The frequencies of the global resonant modes of oscillation of the Sun depend on its structure and dynamics. Since we are able to observe and determine frequencies of many of the Sun's oscillation modes, the observed frequencies can be “inverted” to determine solar structure and dynamics. Inversions of solar oscillation frequencies have proved to be extremely successful in determining solar internal structure and dynamics as well as in testing solar models and inputs to solar models. We discuss here some of the major results that have been obtained through inversions. Recent reviews of inversions for solar structure and dynamics may be found in Christensen-Dalsgaard (2002), Basu and Antia (2008), and Howe (2009).
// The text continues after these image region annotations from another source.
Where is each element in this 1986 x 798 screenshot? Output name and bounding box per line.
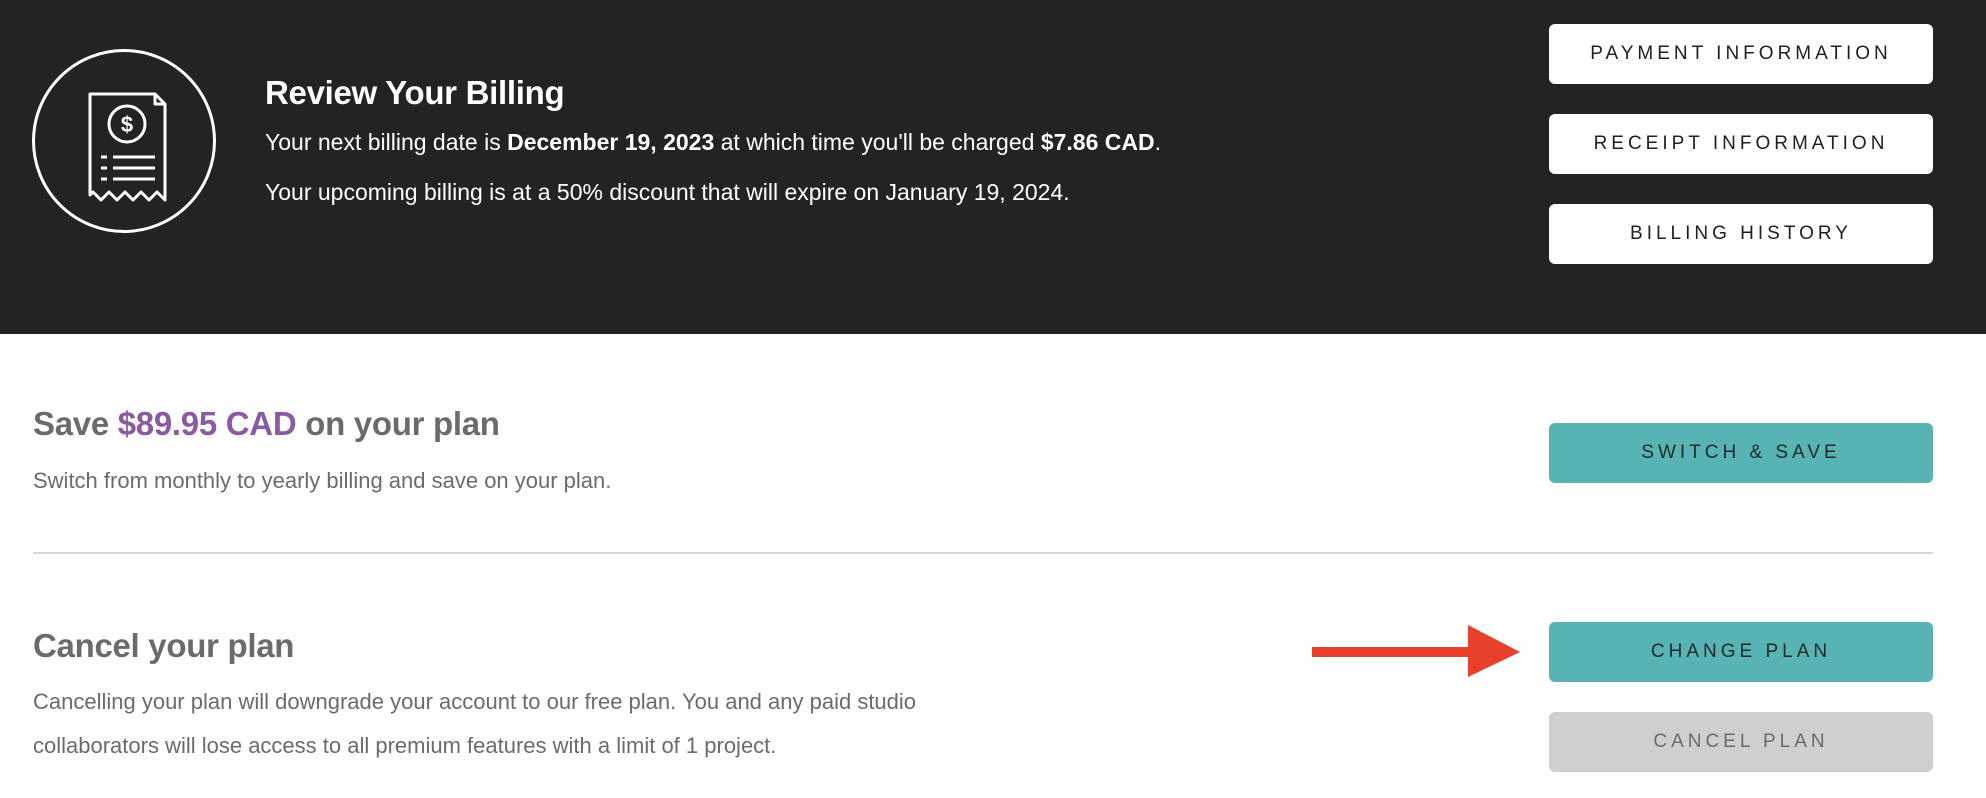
page-title: Review Your Billing (265, 74, 565, 111)
receipt-dollar-icon: $ (32, 49, 216, 233)
arrow-right-icon (1312, 625, 1520, 677)
next-billing-amount: $7.86 CAD (1040, 129, 1155, 155)
section-divider (33, 552, 1933, 554)
save-section-description: Switch from monthly to yearly billing an… (33, 468, 612, 493)
next-billing-text: Your next billing date is December 19, 2… (265, 129, 1161, 155)
receipt-information-button[interactable]: RECEIPT INFORMATION (1549, 114, 1933, 174)
cancel-section-title: Cancel your plan (33, 627, 295, 664)
discount-text: Your upcoming billing is at a 50% discou… (265, 179, 1070, 205)
billing-history-button[interactable]: BILLING HISTORY (1549, 204, 1933, 264)
svg-text:$: $ (121, 112, 133, 137)
savings-amount: $89.95 CAD (117, 405, 297, 442)
save-section-title: Save $89.95 CAD on your plan (33, 405, 500, 442)
payment-information-button[interactable]: PAYMENT INFORMATION (1549, 24, 1933, 84)
billing-header: $ Review Your Billing Your next billing … (0, 0, 1986, 334)
cancel-section-description-line-1: Cancelling your plan will downgrade your… (33, 689, 917, 714)
cancel-plan-button[interactable]: CANCEL PLAN (1549, 712, 1933, 772)
cancel-section-description-line-2: collaborators will lose access to all pr… (33, 733, 777, 758)
billing-summary: Review Your Billing Your next billing da… (265, 74, 1161, 208)
switch-and-save-button[interactable]: SWITCH & SAVE (1549, 423, 1933, 483)
change-plan-button[interactable]: CHANGE PLAN (1549, 622, 1933, 682)
next-billing-date: December 19, 2023 (507, 129, 715, 155)
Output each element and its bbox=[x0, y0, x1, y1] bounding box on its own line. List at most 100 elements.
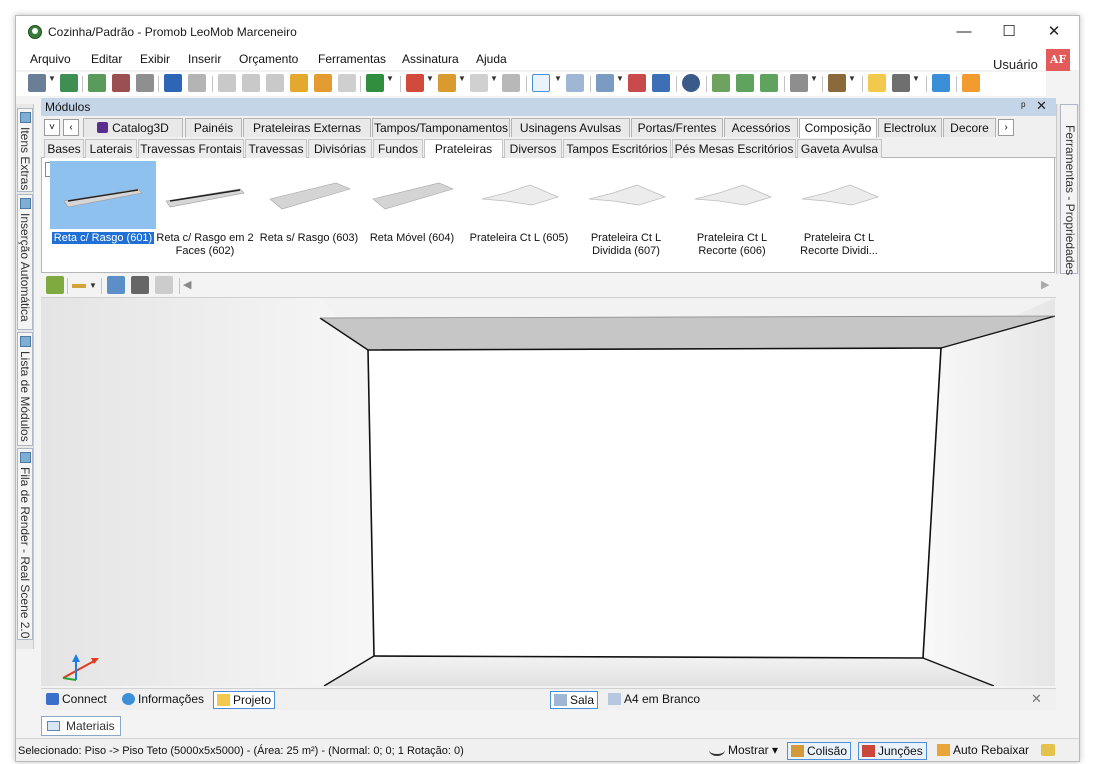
modules-icon[interactable] bbox=[438, 74, 456, 92]
user-avatar[interactable]: AF bbox=[1046, 49, 1070, 71]
tab-prateleiras-externas[interactable]: Prateleiras Externas bbox=[243, 118, 371, 137]
scroll-right-icon[interactable]: ▶ bbox=[1041, 278, 1049, 291]
subtab-pes-mesas-escritorios[interactable]: Pés Mesas Escritórios bbox=[672, 139, 796, 158]
render-icon[interactable] bbox=[112, 74, 130, 92]
print-icon[interactable] bbox=[136, 74, 154, 92]
wrench-icon[interactable] bbox=[1041, 744, 1055, 756]
tab-ferramentas-propriedades[interactable]: Ferramentas - Propriedades bbox=[1060, 104, 1078, 275]
tab-portas-frentes[interactable]: Portas/Frentes bbox=[631, 118, 723, 137]
scroll-left-icon[interactable]: ◀ bbox=[183, 278, 191, 291]
view-3d-icon[interactable] bbox=[652, 74, 670, 92]
mostrar-button[interactable]: Mostrar ▾ bbox=[706, 742, 781, 760]
export-icon[interactable] bbox=[60, 74, 78, 92]
copy-icon[interactable] bbox=[242, 74, 260, 92]
colisao-toggle[interactable]: Colisão bbox=[787, 742, 852, 760]
menu-editar[interactable]: Editar bbox=[91, 52, 122, 66]
subtab-travessas-frontais[interactable]: Travessas Frontais bbox=[138, 139, 244, 158]
layers-icon[interactable] bbox=[596, 74, 614, 92]
frame-icon[interactable] bbox=[790, 74, 808, 92]
subtab-laterais[interactable]: Laterais bbox=[85, 139, 137, 158]
pin-icon[interactable]: ᵖ bbox=[1021, 99, 1026, 113]
tab-informacoes[interactable]: Informações bbox=[119, 691, 207, 709]
line-style-icon[interactable] bbox=[72, 284, 86, 288]
material-icon[interactable] bbox=[406, 74, 424, 92]
tab-sala[interactable]: Sala bbox=[550, 691, 599, 709]
subtab-divisorias[interactable]: Divisórias bbox=[308, 139, 372, 158]
tab-paineis[interactable]: Painéis bbox=[185, 118, 242, 137]
subtab-fundos[interactable]: Fundos bbox=[373, 139, 423, 158]
tab-usinagens-avulsas[interactable]: Usinagens Avulsas bbox=[511, 118, 630, 137]
subtab-tampos-escritorios[interactable]: Tampos Escritórios bbox=[563, 139, 671, 158]
category-next-button[interactable]: › bbox=[998, 119, 1014, 136]
minimize-button[interactable]: — bbox=[941, 16, 987, 48]
module-item[interactable]: Reta c/ Rasgo em 2 Faces (602) bbox=[152, 161, 258, 261]
close-modules-icon[interactable]: ✕ bbox=[1036, 98, 1047, 114]
tab-connect[interactable]: Connect bbox=[43, 691, 110, 709]
budget-icon[interactable] bbox=[366, 74, 384, 92]
module-item[interactable]: Reta s/ Rasgo (603) bbox=[256, 161, 362, 261]
menu-ferramentas[interactable]: Ferramentas bbox=[318, 52, 386, 66]
category-prev-button[interactable]: ‹ bbox=[63, 119, 79, 136]
juncoes-toggle[interactable]: Junções bbox=[858, 742, 927, 760]
eye-icon[interactable] bbox=[682, 74, 700, 92]
menu-ajuda[interactable]: Ajuda bbox=[476, 52, 507, 66]
close-view-icon[interactable]: ✕ bbox=[1031, 691, 1042, 707]
arrow-left-icon[interactable] bbox=[736, 74, 754, 92]
paint-icon[interactable] bbox=[314, 74, 332, 92]
select-cursor-icon[interactable] bbox=[532, 74, 550, 92]
hammer-icon[interactable] bbox=[290, 74, 308, 92]
arrange-icon[interactable] bbox=[46, 276, 64, 294]
subtab-travessas[interactable]: Travessas bbox=[245, 139, 307, 158]
tab-itens-extras[interactable]: Itens Extras bbox=[17, 108, 33, 192]
tab-acessorios[interactable]: Acessórios bbox=[724, 118, 798, 137]
move-icon[interactable] bbox=[712, 74, 730, 92]
tab-composicao[interactable]: Composição bbox=[799, 118, 877, 138]
tab-fila-de-render[interactable]: Fila de Render - Real Scene 2.0 bbox=[17, 448, 33, 640]
module-item[interactable]: Prateleira Ct L Recorte (606) bbox=[679, 161, 785, 261]
measure-icon[interactable] bbox=[566, 74, 584, 92]
tab-lista-de-modulos[interactable]: Lista de Módulos bbox=[17, 332, 33, 446]
tab-tampos-tamponamentos[interactable]: Tampos/Tamponamentos bbox=[372, 118, 510, 137]
shape-icon[interactable] bbox=[470, 74, 488, 92]
menu-orcamento[interactable]: Orçamento bbox=[239, 52, 298, 66]
close-window-button[interactable]: ✕ bbox=[1031, 16, 1077, 48]
subtab-bases[interactable]: Bases bbox=[44, 139, 84, 158]
redo-icon[interactable] bbox=[188, 74, 206, 92]
3d-viewport[interactable] bbox=[41, 298, 1055, 686]
cut-icon[interactable] bbox=[218, 74, 236, 92]
module-item[interactable]: Prateleira Ct L (605) bbox=[466, 161, 572, 261]
menu-inserir[interactable]: Inserir bbox=[188, 52, 221, 66]
tab-materiais[interactable]: Materiais bbox=[41, 716, 121, 736]
module-item[interactable]: Reta Móvel (604) bbox=[359, 161, 465, 261]
chat-icon[interactable] bbox=[932, 74, 950, 92]
find-icon[interactable] bbox=[131, 276, 149, 294]
save-dropdown-icon[interactable]: ▼ bbox=[48, 74, 56, 83]
subtab-prateleiras[interactable]: Prateleiras bbox=[424, 139, 503, 158]
tab-catalog3d[interactable]: Catalog3D bbox=[83, 118, 183, 137]
category-menu-button[interactable]: ˅ bbox=[44, 119, 60, 136]
module-item[interactable]: Prateleira Ct L Dividida (607) bbox=[573, 161, 679, 261]
print-preview-icon[interactable] bbox=[88, 74, 106, 92]
paste-icon[interactable] bbox=[266, 74, 284, 92]
tab-a4-em-branco[interactable]: A4 em Branco bbox=[605, 691, 703, 709]
door-icon[interactable] bbox=[502, 74, 520, 92]
user-label[interactable]: Usuário bbox=[993, 57, 1038, 72]
auto-rebaixar-button[interactable]: Auto Rebaixar bbox=[934, 742, 1032, 760]
menu-arquivo[interactable]: Arquivo bbox=[30, 52, 71, 66]
menu-exibir[interactable]: Exibir bbox=[140, 52, 170, 66]
light-icon[interactable] bbox=[868, 74, 886, 92]
user-icon[interactable] bbox=[962, 74, 980, 92]
undo-icon[interactable] bbox=[164, 74, 182, 92]
tab-electrolux[interactable]: Electrolux bbox=[878, 118, 942, 137]
save-icon[interactable] bbox=[28, 74, 46, 92]
tab-decore[interactable]: Decore bbox=[943, 118, 996, 137]
dimension-icon[interactable] bbox=[628, 74, 646, 92]
box-icon[interactable] bbox=[828, 74, 846, 92]
budget-dropdown-icon[interactable]: ▼ bbox=[386, 74, 394, 83]
subtab-gaveta-avulsa[interactable]: Gaveta Avulsa bbox=[797, 139, 882, 158]
import-icon[interactable] bbox=[107, 276, 125, 294]
library-icon[interactable] bbox=[155, 276, 173, 294]
camera-icon[interactable] bbox=[892, 74, 910, 92]
maximize-button[interactable]: ☐ bbox=[986, 16, 1032, 48]
subtab-diversos[interactable]: Diversos bbox=[504, 139, 562, 158]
There are a number of sources, both ground based and space based, for helioseismic data. The Birmingham Solar Oscillation Network (BiSON; Chaplin et al., 1996) is the predominant ground-based source of data for modes of low spherical-harmonic degree ℓ (0 ≤ ℓ ≤ 3) while the Global Oscillation Network Group (GONG; Hill et al., 1996) is the source of ground-based intermediate degree modes (ℓ up to about 150). Instruments such as Global Oscillations at Low Frequencies (GOLF; Gabriel et al., 1997) and Variability of solar Irradiance and Gravity Oscillations (VIRGO; Lazrek et al., 1997) on the Solar and Heliospheric Observatory provide space-based data on low-degree modes, while MDI was until recently the source of intermediate degree data. The Helioseismic and Magnetic Imager (HMI; Scherrer et al., 2012) on board the Solar Dynamic Observatory (SDO) collects data on modes up to ℓ = 3000, though the frequencies of all visible modes cannot be determined easily.
As described in Chapter 9, inversions to determine solar structure proceed through the linearization of the oscillation equations around a known solar model. What is obtained from the inversions is the relative differences in the structure – in particular between the sound speed, density, or adiabatic index Γ1 profiles – of the Sun and the model.